12 DEC, 2022 • Achtergrond

Waarom 'werknemers krijgen minder van de economische koek’ niet klopt

Delen werknemers wel genoeg mee in de winst die bedrijven maken? Forum ging op onderzoek uit en ontdekte: wie denkt dat bedrijven vooral geld aan het oppotten zijn en steeds minder uitgeven aan lonen, kijkt selectief. Nieuwsgierig hoe het nu echt zit? Een uitleg aan de hand van zes stellingen en meningen.

 

‘Bedrijven maken steeds meer winst en houden die voor zichzelf’

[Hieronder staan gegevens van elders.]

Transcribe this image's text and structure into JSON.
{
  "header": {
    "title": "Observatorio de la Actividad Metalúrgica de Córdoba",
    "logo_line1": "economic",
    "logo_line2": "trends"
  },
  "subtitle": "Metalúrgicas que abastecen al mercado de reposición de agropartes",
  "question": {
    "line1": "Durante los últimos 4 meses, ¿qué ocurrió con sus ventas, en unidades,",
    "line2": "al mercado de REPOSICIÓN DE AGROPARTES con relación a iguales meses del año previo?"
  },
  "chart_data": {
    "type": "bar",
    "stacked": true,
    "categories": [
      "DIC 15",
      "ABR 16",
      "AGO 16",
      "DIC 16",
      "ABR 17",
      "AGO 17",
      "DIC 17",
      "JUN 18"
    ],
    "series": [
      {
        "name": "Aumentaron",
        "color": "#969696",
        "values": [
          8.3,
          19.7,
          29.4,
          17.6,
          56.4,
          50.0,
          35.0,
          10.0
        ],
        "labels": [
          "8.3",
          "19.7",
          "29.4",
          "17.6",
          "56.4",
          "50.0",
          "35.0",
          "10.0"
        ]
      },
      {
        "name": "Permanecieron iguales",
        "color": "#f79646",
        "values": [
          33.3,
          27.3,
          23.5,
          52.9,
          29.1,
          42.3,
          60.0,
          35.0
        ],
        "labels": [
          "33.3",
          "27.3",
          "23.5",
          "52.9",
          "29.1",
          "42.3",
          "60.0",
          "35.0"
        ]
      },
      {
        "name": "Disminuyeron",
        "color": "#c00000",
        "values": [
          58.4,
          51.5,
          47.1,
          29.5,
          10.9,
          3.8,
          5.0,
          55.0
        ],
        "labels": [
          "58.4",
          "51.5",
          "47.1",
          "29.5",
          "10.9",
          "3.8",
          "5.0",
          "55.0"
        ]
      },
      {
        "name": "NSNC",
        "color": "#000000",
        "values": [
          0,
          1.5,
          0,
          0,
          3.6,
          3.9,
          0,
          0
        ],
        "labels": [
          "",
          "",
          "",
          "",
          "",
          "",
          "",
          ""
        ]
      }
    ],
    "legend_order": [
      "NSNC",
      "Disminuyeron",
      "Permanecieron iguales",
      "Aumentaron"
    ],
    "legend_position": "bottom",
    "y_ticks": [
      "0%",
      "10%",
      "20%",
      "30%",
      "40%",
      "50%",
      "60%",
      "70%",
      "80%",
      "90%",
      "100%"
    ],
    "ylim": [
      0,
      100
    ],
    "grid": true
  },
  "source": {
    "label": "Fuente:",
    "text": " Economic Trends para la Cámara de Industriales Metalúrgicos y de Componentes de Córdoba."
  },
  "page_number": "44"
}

In veel discussies over de loonhoogte speelt de zogenoemde arbeidsinkomensquote of AIQ (zie kader) een rol. Daarachter ligt de vraag: hoeveel houden bedrijven voor zichzelf en wat geven ze uit aan loon? Er wordt wel gedacht dat die arbeidsinkomensquote al jaren daalt. En dat werkgevers de hand op de knip houden ten koste van hun medewerkers. Dat klopt niet als je iets verder kijkt dan vandaag. Van elke euro die in het bedrijfsleven wordt verdiend, gaat nu 76 cent naar loon volgens het CBS. Dat is amper minder dan werkgevers daar de afgelopen decennia gemiddeld aan uitgaven: 77 cent. En het is veel meer dan er in onze buurlanden aan wordt uitgegeven. In België en Duitsland is het bedrijfsleven naar schatting 67 cent van elke euro kwijt aan lonen.

 

Maar het CPB gaf eind vorig jaar toch aan dat de arbeidsinkomensquote zou dalen?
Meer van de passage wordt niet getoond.